Well, the point is that when you have some objects you can define operations between then at your will. These operations can be meaningful or not and that's the point on the axioms of a vector space, they are meaningful and useful.
You can define vectors in geometry as equivalence classes of oriented line segments. Then you define the sum using the paralellogram rule and define the multiplication by scalar as stretching or compressing the segment. You have defined operations, and those properties are obeyed just because the operations you've defined behave linearly. What does that mean?
Linear Algebra is devoted to study not "vectors and matrices" as many people think at first when they begin the course. Linear Algebra is devoted to study linear structures. There are many things linear in mathematics. For instance, take two functions $f, g: \mathbb{R} \to \mathbb{R}$ and define their sum to be the function $f+g$ such that $(f+g)(x)=f(x)+g(x)$ and define their multiplication by a scalar $\lambda$ to be the function $\lambda f$ such that $(\lambda f)(x) = \lambda f(x)$.
If you go now and check the axioms of a vector space, they will all hold. But wait, functions in such abstraction cannot be seen as oriented line segments! And that's right, however if you introduce these operations they behave linearly. Linearity is a property of greatest importance, we can see it everywhere in mathematics, so a systematic study of it is indeed needed. Linear Algebra provides this study very well.
So you come and ask: "ok, but why then we call a set with operations like that a vector space?" and the answer is simple, because usually we use the "geometrical vectors" to jump into linear algebra, so that the objects with linearity that we "borrow" the property to generalize as vectors. It's just a matter of terminology. There are authors like Kostrikin that prefer to call a vector space as a linear space, just to make clear that those things are just things behaving linearly.
The geometrical vectors that you talk about, as seen on physics and on basic analytic geometry are just one case of something that behave linear. They are just a part of a larger class of objects with the property that when we want to combine them we are allow to create "linear combinations". Your doubt is perfectly well, try to understand this thing this way, it'll help you a lot in making things disjoint - the geometrical appeal, and the algebraic generalization of a property.
By the way, good luck with your studies of linear algebra. As you go further and further into the concepts and results you'll be able to understand that just this single property ("linearity") grants lots and lots of things that once proved in the category of linear spaces will be available as results in each of it's specific cases (like geometrical vectors, or functions with pointwise operations and so on).

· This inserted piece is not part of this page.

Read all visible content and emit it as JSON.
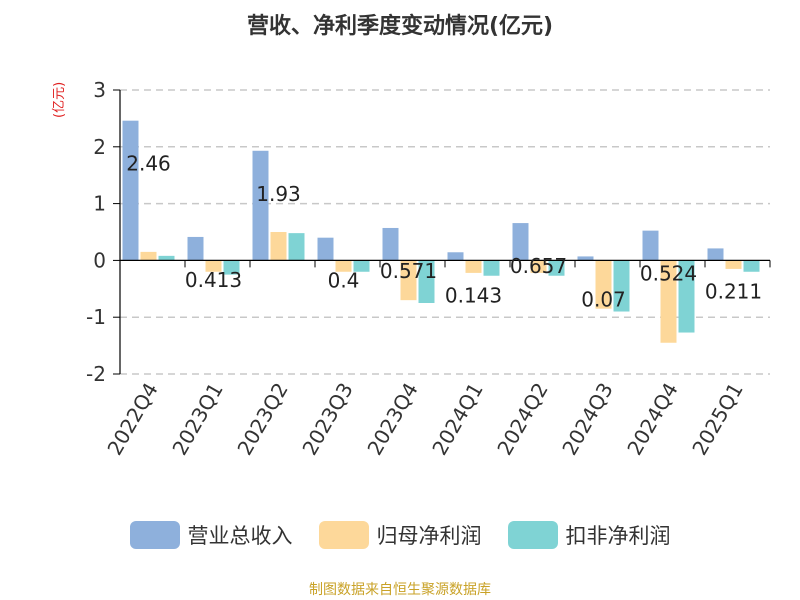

EDIT: also you ask how can vectors be used in geometry. Well, the basic definition is an equivalence class of oriented line segments, however to really work with it we prefer to understand a vector as a "machine that transports points", in other words, a vector is something that when we plug it on a point we get the point on the other side of the oriented line, where lies the arrow.
With this idea we can generalize things to $n$ dimensions. We simply say that $n$-space, which we call $\mathbb{R}^n$ is the set of ordered $n$-tuples (generalizing coordinates on the plane and space) and then we say that a vector is also an $n$-tuple of numbers, each one representing the amount that we should transport a point parallel to one of the $n$ totally independent directions, when we plug the vector at it.
In this way, representing a line in $n$-space is pretty easy. What is a line? A line is the result of transporting one point in the same direction forever. So we pick a point in $n$-space $p \in \mathbb{R}^n$ and we pick a vector $v \in \mathbb{R}^n$ and we transport $p$ along all possible multiples of that vector. In other words, the line is the set:
$$L(p, v)=\left\{q \in \mathbb{R}^n \mid q = p + tv, t \in \mathbb{R}\right\}$$
There is one assumption there: we sum points and vectors at will. Why? Well, for each point we can associate a vector (the position vector, from the origin to the point) and then we can sum this vector with the new one as we sum vectors normally. This will transport the point as I've said.
I think this will help you a little more. Good luck.